There was notable concern about backdated holiday pay claims after the Employment Appeal Tribunal's decision in the case Bear Scotland v Fulton late last year. At the time, the government set up a task force to consider how to limit the impact of the decision on employers. The Deductions from Wages (Limitation) Regulations 2014 are the result of that review. These regulations:
- limit claims for deductions from wages to two years from the date of the deduction
- state that the Working Time Regulations 1998 do not give employees a contractual right to paid holiday.
Employees already have the right to claim for a series of deductions from their wages within three months of the latest deduction. In the Bear Scotland case the EAT decided that a gap of more than three months between any deductions for underpaid holiday in the series broke the chain, thereby limiting the employer’s liability. However, the EAT set no limit on how far back retrospective claims could stretch. The new regulations will limit the period for backdated claims to two years from the date of the claim.
Limitations
The two year time limit only applies to claims made after 1 July 2015, so there is significant scope for employees to bring claims before this and avoid the limitation period. Given the publicity surrounding the Bear Scotland decision, and significant trade union involvement, this is a real risk for employers. It means that the usefulness of the new regulations is quite limited, in the short term, for underpaid holiday pay claims.

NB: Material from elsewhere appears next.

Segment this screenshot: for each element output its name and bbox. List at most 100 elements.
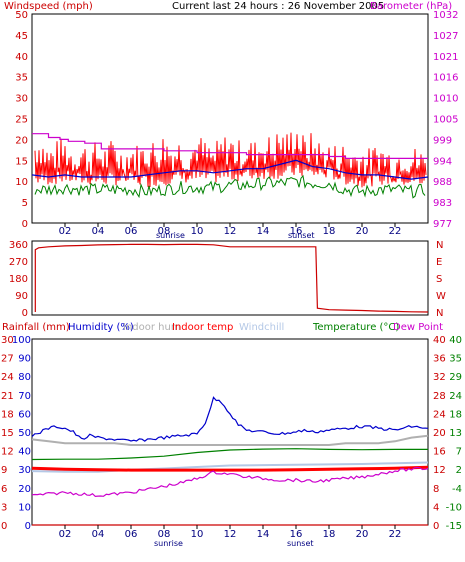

The new regulations also confirm that the Working Time Regulations 1998 do not give employees a contractual right to paid leave. This provision is intended to address the concern that employees could bring breach of contract claims for underpaid holiday pay in the civil courts where there is a six year time limit for such claims.

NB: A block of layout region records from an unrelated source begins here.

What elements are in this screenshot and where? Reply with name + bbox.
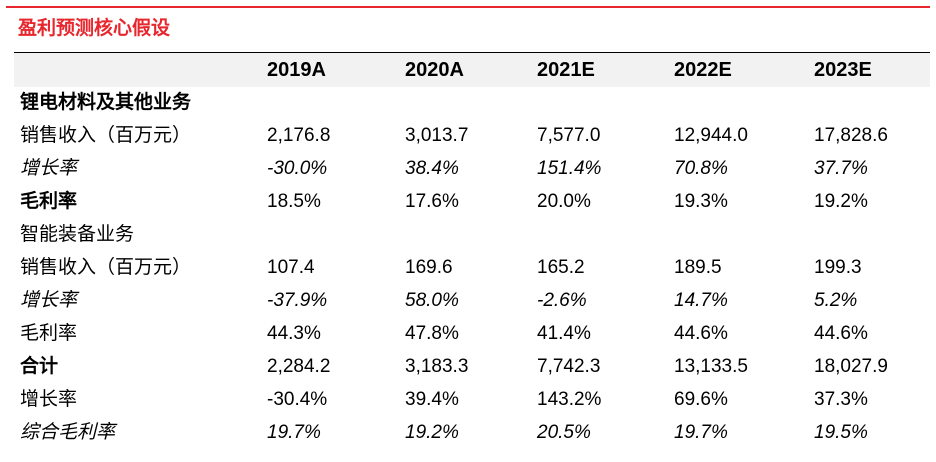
table-row: 增长率 -30.0% 38.4% 151.4% 70.8% 37.7% [14,152,930,185]
row-value: 19.5% [814,422,868,443]
row-value: 58.0% [405,290,459,311]
table-row: 毛利率 44.3% 47.8% 41.4% 44.6% 44.6% [14,317,930,350]
header-row: 2019A 2020A 2021E 2022E 2023E [14,52,930,87]
table-row: 销售收入（百万元） 2,176.8 3,013.7 7,577.0 12,944… [14,119,930,152]
row-value: 143.2% [537,389,602,410]
row-label: 增长率 [20,290,78,311]
row-value: 20.0% [537,191,591,212]
row-label: 销售收入（百万元） [20,257,192,278]
table-title: 盈利预测核心假设 [18,18,171,39]
row-value: 38.4% [405,158,459,179]
row-value: 39.4% [405,389,459,410]
row-value: 107.4 [267,257,315,278]
table-row: 智能装备业务 [14,218,930,251]
table-row: 合计 2,284.2 3,183.3 7,742.3 13,133.5 18,0… [14,350,930,383]
row-value: 69.6% [674,389,728,410]
row-label: 毛利率 [20,323,78,344]
row-label: 综合毛利率 [20,422,116,443]
table-row: 锂电材料及其他业务 [14,86,930,119]
top-red-rule [6,6,930,8]
header-year: 2023E [814,59,872,81]
row-value: 199.3 [814,257,862,278]
row-value: 5.2% [814,290,858,311]
row-value: 37.3% [814,389,868,410]
row-value: 19.7% [674,422,728,443]
row-value: 44.6% [674,323,728,344]
row-value: 7,742.3 [537,356,601,377]
row-value: 41.4% [537,323,591,344]
row-value: 13,133.5 [674,356,748,377]
row-value: 19.2% [814,191,868,212]
row-value: 18,027.9 [814,356,888,377]
row-value: -2.6% [537,290,587,311]
header-year: 2020A [405,59,464,81]
row-value: 17.6% [405,191,459,212]
row-value: 165.2 [537,257,585,278]
row-value: 151.4% [537,158,602,179]
row-value: 20.5% [537,422,591,443]
header-year: 2022E [674,59,732,81]
header-year: 2021E [537,59,595,81]
row-value: 70.8% [674,158,728,179]
row-value: 17,828.6 [814,125,888,146]
row-value: 19.7% [267,422,321,443]
row-value: 189.5 [674,257,722,278]
row-label: 增长率 [20,389,78,410]
row-label: 增长率 [20,158,78,179]
row-value: 169.6 [405,257,453,278]
table-row: 综合毛利率 19.7% 19.2% 20.5% 19.7% 19.5% [14,416,930,449]
header-year: 2019A [267,59,326,81]
row-value: 18.5% [267,191,321,212]
row-value: 2,284.2 [267,356,331,377]
row-value: 44.6% [814,323,868,344]
table-row: 增长率 -37.9% 58.0% -2.6% 14.7% 5.2% [14,284,930,317]
table-row: 销售收入（百万元） 107.4 169.6 165.2 189.5 199.3 [14,251,930,284]
row-value: 19.2% [405,422,459,443]
row-value: 19.3% [674,191,728,212]
row-value: 44.3% [267,323,321,344]
row-value: 3,013.7 [405,125,469,146]
row-value: 2,176.8 [267,125,331,146]
table-row: 增长率 -30.4% 39.4% 143.2% 69.6% 37.3% [14,383,930,416]
row-value: -37.9% [267,290,328,311]
row-value: 37.7% [814,158,868,179]
row-value: -30.4% [267,389,328,410]
row-label: 毛利率 [20,191,78,212]
row-value: 14.7% [674,290,728,311]
row-label: 锂电材料及其他业务 [20,92,192,113]
table-row: 毛利率 18.5% 17.6% 20.0% 19.3% 19.2% [14,185,930,218]
row-value: 47.8% [405,323,459,344]
row-value: -30.0% [267,158,328,179]
row-value: 3,183.3 [405,356,469,377]
row-value: 12,944.0 [674,125,748,146]
row-label: 销售收入（百万元） [20,125,192,146]
row-label: 智能装备业务 [20,224,135,245]
row-label: 合计 [20,356,59,377]
row-value: 7,577.0 [537,125,601,146]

However, this was always going to be a difficult argument for an employee to make. And the risk of breach of contract claims remains for any employers whose employment contracts incorporate the working time regulations, although these contracts are rare in practice. So the impact of this change is limited.
Challenge
The regulations do not apply to underpaid holiday pay alone. They apply to almost all claims of unauthorised deductions from wages, so the time limit cap will be helpful for employers in the longer term. But there are exceptions in the regulations: they don’t, for example, apply to the underpayment of statutory sick pay, statutory maternity pay and protective awards made by tribunals.
However, because of this there is a risk that the enforceability of the new regulations will be challenged, on the basis that the government has acted beyond its powers in applying them to most claims for unlawful deduction from wages and not just holiday pay. The right to holiday pay comes from European law and the government is entitled to make regulations to fulfil an EU obligation. However, most unlawful deductions claims are unrelated to EU law, and the right not to suffer an lawful deduction from wages is set out in primary UK legislation - the Employment Rights Act 1996. So, arguably, the new regulations have been made in excess of what the government is entitled to do under secondary legislation. If challenged, the government will have arguments to defend the new rules, but ultimately it is difficult to predict how the courts would view these arguments.
Action
While helpful, the new regulations do not significantly alter how employers should deal with the holiday pay issue. It is still important to check contracts to ensure that breach of contract claims are not possible. Employers should also assess the impact of the Bear Scotland decision on their holiday pay arrangements and calculations. If issues are identified, employers will need to decide how to manage that risk. If employers try to alter holiday pay arrangements now, this will provide a break in the chain and limit their liability for back payments. However, in some cases it may be worth not highlighting the issue until after 1 July 2015 when the two year time limit takes effect.